Éco-Emballages devient l'interlocuteur de l'édition pour le recyclage du papier

Antoine Oury - 04.09.2017

Edition - Les maisons - Éco-Emballages recyclage papiers - papiers graphiques édition - édition recyclage


Par un arrêté publié le 23 août 2017, plusieurs ministères prennent acte de la fusion-absorption d'Écofolio par Éco-Emballages. La société devient ainsi éco-organisme ayant pour objet de percevoir la contribution à la collecte, à la valorisation et à l'élimination des déchets d'imprimés papiers et de redistribuer cette contribution aux collectivités territoriales.


papier recyclage
Campagne publicitaire d'Écofolio dans le métro parisien (ActuaLitté, CC BY SA 2.0)

 

À l'origine de cette transition, donc, une simple opération commerciale puisque Éco-Emballage absorbe Écofolio, jusqu'à présent l'interlocuteur des producteurs de papiers graphiques et imprimés, et donc des éditeurs, pour la mise en place de leur politique de recyclage. Rappelons en effet que les éditeurs de livres ne sont pas soumis au versement de l'écocontribution, mais que les éditeurs sont concernés par la responsabilité élargie du producteur.

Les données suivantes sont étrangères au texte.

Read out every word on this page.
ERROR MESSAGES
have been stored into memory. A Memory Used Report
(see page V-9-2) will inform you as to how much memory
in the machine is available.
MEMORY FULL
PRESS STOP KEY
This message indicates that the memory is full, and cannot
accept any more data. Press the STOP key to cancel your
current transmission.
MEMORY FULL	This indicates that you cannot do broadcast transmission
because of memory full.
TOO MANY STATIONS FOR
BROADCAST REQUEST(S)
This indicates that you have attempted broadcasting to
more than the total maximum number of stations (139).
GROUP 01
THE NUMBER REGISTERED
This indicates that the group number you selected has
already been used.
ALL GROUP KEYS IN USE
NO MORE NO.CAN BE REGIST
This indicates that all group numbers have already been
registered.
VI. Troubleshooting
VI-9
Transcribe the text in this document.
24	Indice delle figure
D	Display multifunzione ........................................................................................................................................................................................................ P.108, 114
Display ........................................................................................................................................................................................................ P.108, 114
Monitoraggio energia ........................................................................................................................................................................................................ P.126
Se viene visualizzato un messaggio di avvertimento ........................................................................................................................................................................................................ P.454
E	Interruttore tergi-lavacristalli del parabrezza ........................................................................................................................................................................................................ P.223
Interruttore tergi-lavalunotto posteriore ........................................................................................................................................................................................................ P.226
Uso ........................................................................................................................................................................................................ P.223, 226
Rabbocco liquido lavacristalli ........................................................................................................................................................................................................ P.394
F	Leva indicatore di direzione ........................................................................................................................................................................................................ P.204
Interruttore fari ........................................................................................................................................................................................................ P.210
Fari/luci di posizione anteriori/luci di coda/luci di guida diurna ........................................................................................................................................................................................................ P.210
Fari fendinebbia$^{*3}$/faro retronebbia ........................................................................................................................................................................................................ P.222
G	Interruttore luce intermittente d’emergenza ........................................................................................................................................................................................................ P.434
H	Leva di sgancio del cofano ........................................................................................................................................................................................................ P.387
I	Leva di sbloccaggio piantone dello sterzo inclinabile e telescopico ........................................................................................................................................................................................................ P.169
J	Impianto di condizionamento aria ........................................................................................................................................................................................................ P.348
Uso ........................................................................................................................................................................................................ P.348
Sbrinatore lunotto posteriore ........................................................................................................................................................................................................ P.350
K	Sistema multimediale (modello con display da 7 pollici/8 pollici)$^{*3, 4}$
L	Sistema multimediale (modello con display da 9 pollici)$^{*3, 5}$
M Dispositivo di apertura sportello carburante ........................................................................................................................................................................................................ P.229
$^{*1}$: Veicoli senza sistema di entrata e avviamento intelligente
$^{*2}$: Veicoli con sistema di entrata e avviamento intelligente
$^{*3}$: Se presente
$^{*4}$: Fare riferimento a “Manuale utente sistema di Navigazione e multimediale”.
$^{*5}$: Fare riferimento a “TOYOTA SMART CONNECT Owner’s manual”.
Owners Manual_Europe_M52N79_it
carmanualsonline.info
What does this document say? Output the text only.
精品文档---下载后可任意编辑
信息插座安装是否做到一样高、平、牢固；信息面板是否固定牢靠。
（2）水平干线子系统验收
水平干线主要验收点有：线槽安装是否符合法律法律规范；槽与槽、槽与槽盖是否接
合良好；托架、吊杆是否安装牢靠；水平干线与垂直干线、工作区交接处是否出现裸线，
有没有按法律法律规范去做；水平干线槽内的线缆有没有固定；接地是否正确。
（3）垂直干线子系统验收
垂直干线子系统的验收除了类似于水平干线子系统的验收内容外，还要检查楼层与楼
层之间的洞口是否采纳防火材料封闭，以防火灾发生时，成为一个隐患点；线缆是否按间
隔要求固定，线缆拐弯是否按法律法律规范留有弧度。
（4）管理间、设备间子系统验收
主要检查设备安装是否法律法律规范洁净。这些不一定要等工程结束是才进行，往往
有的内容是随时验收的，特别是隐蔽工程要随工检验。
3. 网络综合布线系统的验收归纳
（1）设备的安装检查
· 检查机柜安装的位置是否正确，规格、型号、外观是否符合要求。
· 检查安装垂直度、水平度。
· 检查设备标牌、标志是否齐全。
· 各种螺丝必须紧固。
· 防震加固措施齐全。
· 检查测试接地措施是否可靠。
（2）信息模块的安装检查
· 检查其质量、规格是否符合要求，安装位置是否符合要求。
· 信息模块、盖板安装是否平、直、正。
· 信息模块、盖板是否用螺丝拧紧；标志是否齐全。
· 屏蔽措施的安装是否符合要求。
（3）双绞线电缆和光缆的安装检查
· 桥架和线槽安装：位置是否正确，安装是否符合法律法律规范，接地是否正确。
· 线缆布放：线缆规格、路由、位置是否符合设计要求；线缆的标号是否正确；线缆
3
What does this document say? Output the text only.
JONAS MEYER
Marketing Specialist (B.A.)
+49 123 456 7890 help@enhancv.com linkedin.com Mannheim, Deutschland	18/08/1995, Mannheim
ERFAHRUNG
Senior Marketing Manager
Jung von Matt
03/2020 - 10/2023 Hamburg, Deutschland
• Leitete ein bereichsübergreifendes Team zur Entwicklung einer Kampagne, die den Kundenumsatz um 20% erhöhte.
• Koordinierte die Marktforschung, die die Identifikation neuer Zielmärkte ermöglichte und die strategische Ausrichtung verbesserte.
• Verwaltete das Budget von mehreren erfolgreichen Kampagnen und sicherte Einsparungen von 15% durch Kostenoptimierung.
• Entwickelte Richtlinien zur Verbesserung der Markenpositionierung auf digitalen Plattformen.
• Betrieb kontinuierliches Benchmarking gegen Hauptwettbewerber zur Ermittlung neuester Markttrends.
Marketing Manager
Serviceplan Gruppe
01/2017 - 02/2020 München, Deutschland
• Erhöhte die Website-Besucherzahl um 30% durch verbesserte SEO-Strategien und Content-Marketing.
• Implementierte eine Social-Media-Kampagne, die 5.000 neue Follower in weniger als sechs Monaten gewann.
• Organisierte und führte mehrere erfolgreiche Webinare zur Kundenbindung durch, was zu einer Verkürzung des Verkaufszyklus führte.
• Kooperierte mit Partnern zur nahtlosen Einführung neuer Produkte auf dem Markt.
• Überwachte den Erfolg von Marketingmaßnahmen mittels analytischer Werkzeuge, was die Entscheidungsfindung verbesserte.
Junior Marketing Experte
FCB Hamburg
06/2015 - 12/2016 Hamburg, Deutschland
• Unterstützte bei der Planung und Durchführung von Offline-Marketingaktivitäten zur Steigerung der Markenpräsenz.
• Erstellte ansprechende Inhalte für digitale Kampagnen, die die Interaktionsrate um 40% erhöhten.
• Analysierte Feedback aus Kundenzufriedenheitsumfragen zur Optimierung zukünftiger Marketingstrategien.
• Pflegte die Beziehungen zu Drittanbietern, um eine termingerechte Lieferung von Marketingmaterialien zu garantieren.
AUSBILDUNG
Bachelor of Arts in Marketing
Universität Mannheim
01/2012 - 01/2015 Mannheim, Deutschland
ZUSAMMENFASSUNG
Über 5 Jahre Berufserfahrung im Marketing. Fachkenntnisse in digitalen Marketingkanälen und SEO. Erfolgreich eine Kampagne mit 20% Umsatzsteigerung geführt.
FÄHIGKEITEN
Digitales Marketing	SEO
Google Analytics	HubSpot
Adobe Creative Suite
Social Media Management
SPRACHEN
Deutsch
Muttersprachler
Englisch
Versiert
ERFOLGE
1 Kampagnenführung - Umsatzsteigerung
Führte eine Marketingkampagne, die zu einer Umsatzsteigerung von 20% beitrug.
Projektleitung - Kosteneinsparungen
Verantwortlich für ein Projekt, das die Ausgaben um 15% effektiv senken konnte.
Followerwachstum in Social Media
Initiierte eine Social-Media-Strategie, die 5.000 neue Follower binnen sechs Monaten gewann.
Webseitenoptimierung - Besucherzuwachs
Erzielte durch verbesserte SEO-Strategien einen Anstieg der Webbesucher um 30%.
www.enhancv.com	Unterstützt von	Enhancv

Éco-Emballages a reçu cet agrément pour la période 2017-2022.
 

Quelques jours après l'annonce de cette fusion-absorption, on apprend que le SNE relance son enquête sur la consommation de papier au sein des entreprises :

 

Cette enquête est importante, car elle permet à la profession de disposer d’une évaluation fiable et exhaustive de sa consommation de papier pour la production de livres. Elle est un outil de référence à la fois pour les pouvoirs publics (notamment concernant les normes et taxes qui peuvent s’imposer à notre profession), et pour le grand public, dans un contexte d’attention accrue à l’impact environnemental des biens produits par les entreprises.

 

Les chiffres et informations des années 2013, 2014, 2015 et 2016 seront pris en compte dans cette enquête.

 

L'impact écologique de la production de livres et de l'industrie du papier a attiré l'attention dernièrement avec l'affaire opposant le producteur papetier Résolu et l'ONG écologique Greenpeace, qui accusait Résolu de chercher à étouffer ses critiques contre l'exploitation de la forêt boréale. Le groupe Hachette, client de Résolu, avait pris le parti de Greenpeace, en demandant à l'exploitant forestier de s'assurer de la qualité de ses papiers.

 

L'urgence “de faire émerger une filière du livre durable en France”


Par ailleurs, le BASIC, Bureau d'Analyse Sociétale pour une Information Citoyenne, affirme qu'il révèlera de nouvelles données sur les impacts sociaux et environnementaux de la production de livres.

« Pour chaque euro de bénéfice généré par l’édition d’un roman en France, il existe un coût caché environnemental et social de 75 centimes à la charge de la société, principalement à cause de la fabrication du papier », affirme notamment le BASIC dans son enquête, qui sera rendue publique le 12 septembre prochain.